Privacy Policy
We collect only what we need, keep it safe, and never sell it. Here's exactly what we do with your data.
NOTaRentalQR ("we", "us", "our") is a product of FGX (Pty) Ltd, South Africa. This Privacy Policy explains how we collect, use, store, and protect information about you when you use our website and services at notarentalqr.com.
1. Information We Collect
Account information
When you create an account we collect your name, email address, and a securely hashed password (we never store your password in plain text).
QR code content
We store the content you encode into QR codes — URLs, contact details, WiFi credentials, and similar data — so your codes can be managed and edited in your dashboard.
Scan analytics
For dynamic QR codes, we log each scan: timestamp, approximate country (derived from IP address), device type, and browser. We do not store full IP addresses beyond the initial geolocation lookup. Free plans receive 30 days of history; paid plans receive extended or unlimited history as described on the pricing page.
Payment information
Payments are processed by PayPal. We never see or store your card number or full PayPal account details. We receive a PayPal Order ID and record the plan purchased, amount paid, and the date your access expires.
Session data
We use server-side sessions (stored in our database) to keep you logged in. A session cookie is placed in your browser for this purpose. Sessions expire after 30 days of inactivity.
Server logs
Our servers automatically record standard HTTP logs (IP address, browser type, pages visited, timestamps). Logs are retained for up to 30 days for security and debugging purposes.

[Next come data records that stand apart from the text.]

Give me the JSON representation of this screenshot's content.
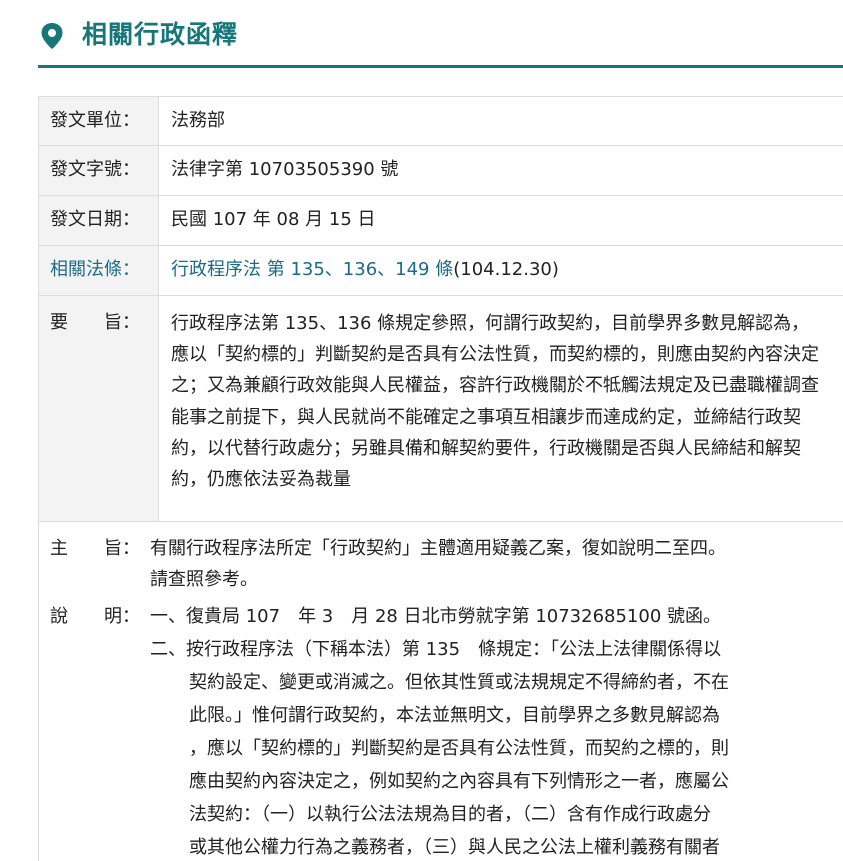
{
  "header": {
    "title": "相關行政函釋",
    "icon": "map-pin-icon",
    "accent_color": "#16777a"
  },
  "info": {
    "issuer": {
      "label": "發文單位：",
      "value": "法務部"
    },
    "doc_no": {
      "label": "發文字號：",
      "value": "法律字第 10703505390 號"
    },
    "date": {
      "label": "發文日期：",
      "value": "民國 107 年 08 月 15 日"
    },
    "law": {
      "label": "相關法條：",
      "link_text": "行政程序法 第 135、136、149 條",
      "suffix": "(104.12.30)"
    },
    "gist": {
      "label": "要　　旨：",
      "text": "行政程序法第 135、136 條規定參照，何謂行政契約，目前學界多數見解認為，應以「契約標的」判斷契約是否具有公法性質，而契約標的，則應由契約內容決定之；又為兼顧行政效能與人民權益，容許行政機關於不牴觸法規定及已盡職權調查能事之前提下，與人民就尚不能確定之事項互相讓步而達成約定，並締結行政契約，以代替行政處分；另雖具備和解契約要件，行政機關是否與人民締結和解契約，仍應依法妥為裁量"
    }
  },
  "body": {
    "subject_label": "主　　旨：",
    "subject_lines": [
      "有關行政程序法所定「行政契約」主體適用疑義乙案，復如說明二至四。",
      "請查照參考。"
    ],
    "explain_label": "說　　明：",
    "item1": "一、復貴局 107　年 3　月 28 日北市勞就字第 10732685100 號函。",
    "item2_lines": [
      "二、按行政程序法（下稱本法）第 135　條規定：「公法上法律關係得以",
      "契約設定、變更或消滅之。但依其性質或法規規定不得締約者，不在",
      "此限。」惟何謂行政契約，本法並無明文，目前學界之多數見解認為",
      "，應以「契約標的」判斷契約是否具有公法性質，而契約之標的，則",
      "應由契約內容決定之，例如契約之內容具有下列情形之一者，應屬公",
      "法契約：（一）以執行公法法規為目的者，（二）含有作成行政處分",
      "或其他公權力行為之義務者，（三）與人民之公法上權利義務有關者"
    ]
  }
}
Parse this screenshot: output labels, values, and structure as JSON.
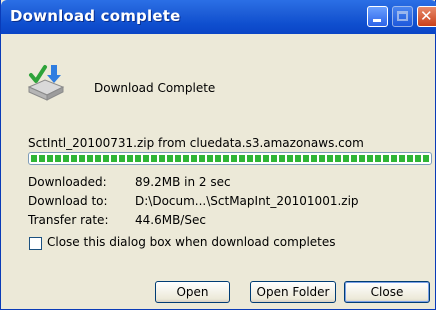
{
  "window": {
    "title": "Download complete"
  },
  "header": {
    "message": "Download Complete"
  },
  "download": {
    "source": "SctIntl_20100731.zip from cluedata.s3.amazonaws.com",
    "progress_fraction": 1.0,
    "rows": [
      {
        "label": "Downloaded:",
        "value": "89.2MB in 2 sec"
      },
      {
        "label": "Download to:",
        "value": "D:\\Docum...\\SctMapInt_20101001.zip"
      },
      {
        "label": "Transfer rate:",
        "value": "44.6MB/Sec"
      }
    ]
  },
  "options": {
    "close_when_done_label": "Close this dialog box when download completes",
    "close_when_done_checked": false
  },
  "buttons": {
    "open": "Open",
    "open_folder": "Open Folder",
    "close": "Close"
  },
  "colors": {
    "title_bar": "#1f5fd8",
    "progress": "#2fb535",
    "dialog_bg": "#ece9d8"
  },
  "icons": {
    "download": "download-complete-icon",
    "close": "close-icon",
    "minimize": "minimize-icon",
    "maximize": "maximize-icon"
  }
}
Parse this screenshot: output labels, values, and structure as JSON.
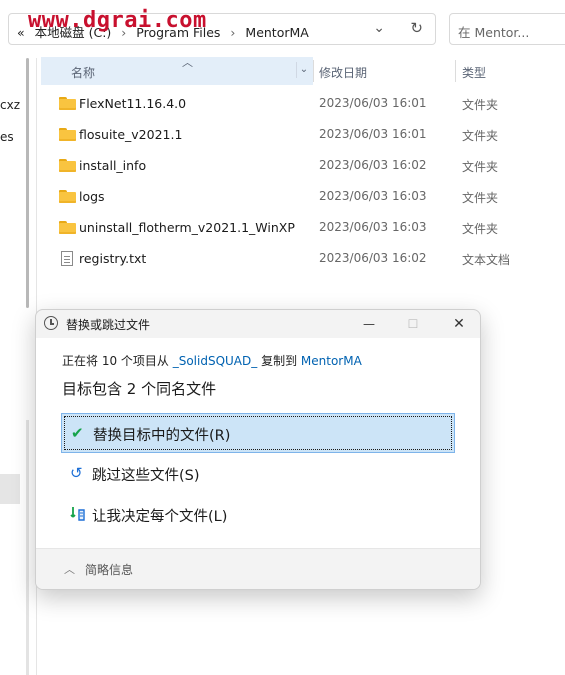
{
  "watermark": "www.dgrai.com",
  "address_bar": {
    "back_chevrons": "«",
    "crumbs": [
      "本地磁盘 (C:)",
      "Program Files",
      "MentorMA"
    ],
    "separator": "›",
    "dropdown_icon": "chevron-down-icon",
    "refresh_icon": "refresh-icon"
  },
  "search": {
    "placeholder": "在 Mentor..."
  },
  "nav_fragments": [
    "cxz",
    "es"
  ],
  "columns": {
    "name": "名称",
    "date": "修改日期",
    "type": "类型"
  },
  "files": [
    {
      "name": "FlexNet11.16.4.0",
      "date": "2023/06/03 16:01",
      "type": "文件夹",
      "kind": "folder"
    },
    {
      "name": "flosuite_v2021.1",
      "date": "2023/06/03 16:01",
      "type": "文件夹",
      "kind": "folder"
    },
    {
      "name": "install_info",
      "date": "2023/06/03 16:02",
      "type": "文件夹",
      "kind": "folder"
    },
    {
      "name": "logs",
      "date": "2023/06/03 16:03",
      "type": "文件夹",
      "kind": "folder"
    },
    {
      "name": "uninstall_flotherm_v2021.1_WinXP",
      "date": "2023/06/03 16:03",
      "type": "文件夹",
      "kind": "folder"
    },
    {
      "name": "registry.txt",
      "date": "2023/06/03 16:02",
      "type": "文本文档",
      "kind": "text"
    }
  ],
  "dialog": {
    "title": "替换或跳过文件",
    "status_prefix": "正在将 10 个项目从 ",
    "source": "_SolidSQUAD_",
    "status_mid": " 复制到 ",
    "destination": "MentorMA",
    "heading": "目标包含 2 个同名文件",
    "options": [
      {
        "label": "替换目标中的文件(R)",
        "icon": "checkmark-icon",
        "color": "#16a34a"
      },
      {
        "label": "跳过这些文件(S)",
        "icon": "skip-arrow-icon",
        "color": "#1d6fd6"
      },
      {
        "label": "让我决定每个文件(L)",
        "icon": "decide-icon",
        "color": "#16a34a"
      }
    ],
    "details_label": "简略信息",
    "controls": {
      "minimize": "—",
      "maximize": "☐",
      "close": "✕"
    }
  },
  "colors": {
    "accent": "#0062b1",
    "selection_bg": "#cce4f7",
    "folder": "#f9c440"
  }
}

2. How We Use Your Information
- To provide, operate, and improve the NOTaRentalQR service
- To authenticate your account and keep sessions secure
- To display your QR codes and scan analytics in your dashboard
- To process payments and manage your subscription status
- To send transactional emails (e.g. password resets) — we do not send marketing emails unless you explicitly opt in
- To detect and prevent fraud, abuse, or security incidents
3. Cookies
We use one first-party session cookie (nrqr.sid) to keep you logged in. We do not use advertising cookies, tracking pixels, or third-party analytics cookies. The PayPal payment flow loads PayPal's own scripts, which may set cookies governed by PayPal's privacy policy.
Refusing the session cookie will prevent you from logging in, but the public site and instant QR generator will continue to work without it.
4. Data Sharing
We do not sell, rent, or broker your personal data. We share data only in these limited circumstances:
- PayPal — to process payments. See PayPal's Privacy Policy.

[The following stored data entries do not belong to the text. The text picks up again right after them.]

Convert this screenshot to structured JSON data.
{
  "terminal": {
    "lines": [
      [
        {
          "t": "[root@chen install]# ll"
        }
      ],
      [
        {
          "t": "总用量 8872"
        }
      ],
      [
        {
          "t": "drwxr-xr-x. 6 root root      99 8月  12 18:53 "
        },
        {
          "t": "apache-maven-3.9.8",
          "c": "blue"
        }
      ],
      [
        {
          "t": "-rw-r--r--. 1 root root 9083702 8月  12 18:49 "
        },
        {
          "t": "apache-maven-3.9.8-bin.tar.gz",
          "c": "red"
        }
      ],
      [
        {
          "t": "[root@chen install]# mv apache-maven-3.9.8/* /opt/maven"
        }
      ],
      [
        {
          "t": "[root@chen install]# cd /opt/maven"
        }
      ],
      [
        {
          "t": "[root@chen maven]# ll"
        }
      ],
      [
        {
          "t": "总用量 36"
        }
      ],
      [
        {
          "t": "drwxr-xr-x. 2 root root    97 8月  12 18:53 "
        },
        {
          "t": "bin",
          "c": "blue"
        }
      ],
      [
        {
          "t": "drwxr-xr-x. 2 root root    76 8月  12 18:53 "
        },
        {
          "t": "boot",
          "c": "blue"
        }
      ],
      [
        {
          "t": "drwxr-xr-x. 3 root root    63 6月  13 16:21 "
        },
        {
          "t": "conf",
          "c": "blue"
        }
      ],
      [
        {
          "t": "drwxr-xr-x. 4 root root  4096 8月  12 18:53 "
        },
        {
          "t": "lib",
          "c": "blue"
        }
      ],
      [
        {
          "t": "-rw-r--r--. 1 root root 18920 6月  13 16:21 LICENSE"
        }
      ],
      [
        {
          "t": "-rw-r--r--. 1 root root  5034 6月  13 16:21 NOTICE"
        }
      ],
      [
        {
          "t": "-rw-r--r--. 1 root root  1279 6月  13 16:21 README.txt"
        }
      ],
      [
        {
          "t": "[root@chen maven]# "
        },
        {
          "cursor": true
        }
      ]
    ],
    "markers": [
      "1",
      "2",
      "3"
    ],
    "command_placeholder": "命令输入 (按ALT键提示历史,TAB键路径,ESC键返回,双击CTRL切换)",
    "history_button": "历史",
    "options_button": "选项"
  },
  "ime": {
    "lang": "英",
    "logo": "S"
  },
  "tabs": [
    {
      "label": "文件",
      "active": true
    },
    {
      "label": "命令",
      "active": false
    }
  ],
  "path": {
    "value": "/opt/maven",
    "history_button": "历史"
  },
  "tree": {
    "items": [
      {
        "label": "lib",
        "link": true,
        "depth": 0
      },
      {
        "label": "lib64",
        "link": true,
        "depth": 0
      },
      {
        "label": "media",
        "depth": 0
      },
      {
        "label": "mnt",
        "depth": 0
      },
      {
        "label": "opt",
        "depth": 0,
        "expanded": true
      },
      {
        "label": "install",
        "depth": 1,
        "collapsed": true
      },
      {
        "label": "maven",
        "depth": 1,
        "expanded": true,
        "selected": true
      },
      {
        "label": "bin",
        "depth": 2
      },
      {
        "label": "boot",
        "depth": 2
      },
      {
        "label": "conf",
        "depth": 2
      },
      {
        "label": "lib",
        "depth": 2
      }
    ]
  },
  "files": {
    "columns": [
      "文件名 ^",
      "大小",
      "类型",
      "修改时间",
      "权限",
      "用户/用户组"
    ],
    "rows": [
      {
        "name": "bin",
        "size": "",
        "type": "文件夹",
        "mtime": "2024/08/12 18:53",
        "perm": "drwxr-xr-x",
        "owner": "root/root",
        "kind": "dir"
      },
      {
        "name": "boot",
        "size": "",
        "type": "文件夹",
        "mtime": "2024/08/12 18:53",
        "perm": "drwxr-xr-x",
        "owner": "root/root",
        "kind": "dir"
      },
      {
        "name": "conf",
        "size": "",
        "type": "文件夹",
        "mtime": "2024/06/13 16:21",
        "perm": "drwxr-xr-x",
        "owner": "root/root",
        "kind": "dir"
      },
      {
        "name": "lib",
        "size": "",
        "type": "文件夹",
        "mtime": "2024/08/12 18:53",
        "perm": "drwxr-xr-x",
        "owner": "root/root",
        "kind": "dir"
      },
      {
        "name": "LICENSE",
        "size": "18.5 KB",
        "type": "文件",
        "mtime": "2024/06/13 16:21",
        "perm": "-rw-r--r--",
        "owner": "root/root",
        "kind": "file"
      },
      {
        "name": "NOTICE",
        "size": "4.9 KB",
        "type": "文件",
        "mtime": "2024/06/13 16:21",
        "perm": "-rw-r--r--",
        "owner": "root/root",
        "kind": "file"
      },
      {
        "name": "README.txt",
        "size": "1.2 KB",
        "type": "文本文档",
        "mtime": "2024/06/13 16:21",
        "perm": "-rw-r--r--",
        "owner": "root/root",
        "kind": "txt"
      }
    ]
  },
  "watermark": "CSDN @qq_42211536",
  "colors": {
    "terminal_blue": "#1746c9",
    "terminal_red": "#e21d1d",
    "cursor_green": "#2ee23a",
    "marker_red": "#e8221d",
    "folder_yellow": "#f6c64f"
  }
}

- Hosting infrastructure — our servers run on Replit and Neon (PostgreSQL). Both are contractually obligated to protect your data.
- Legal obligations — we may disclose data if required by law or to protect the rights and safety of our users.
5. Data Retention
Account data is kept for as long as your account is active. You may delete your account at any time from Settings, which permanently removes your personal information and QR codes from our systems within 30 days. Anonymised aggregate statistics (e.g. total scan counts) may be retained.
If you cancel a paid plan your account data is not deleted — consistent with our No-Rental Promise. Your codes remain yours.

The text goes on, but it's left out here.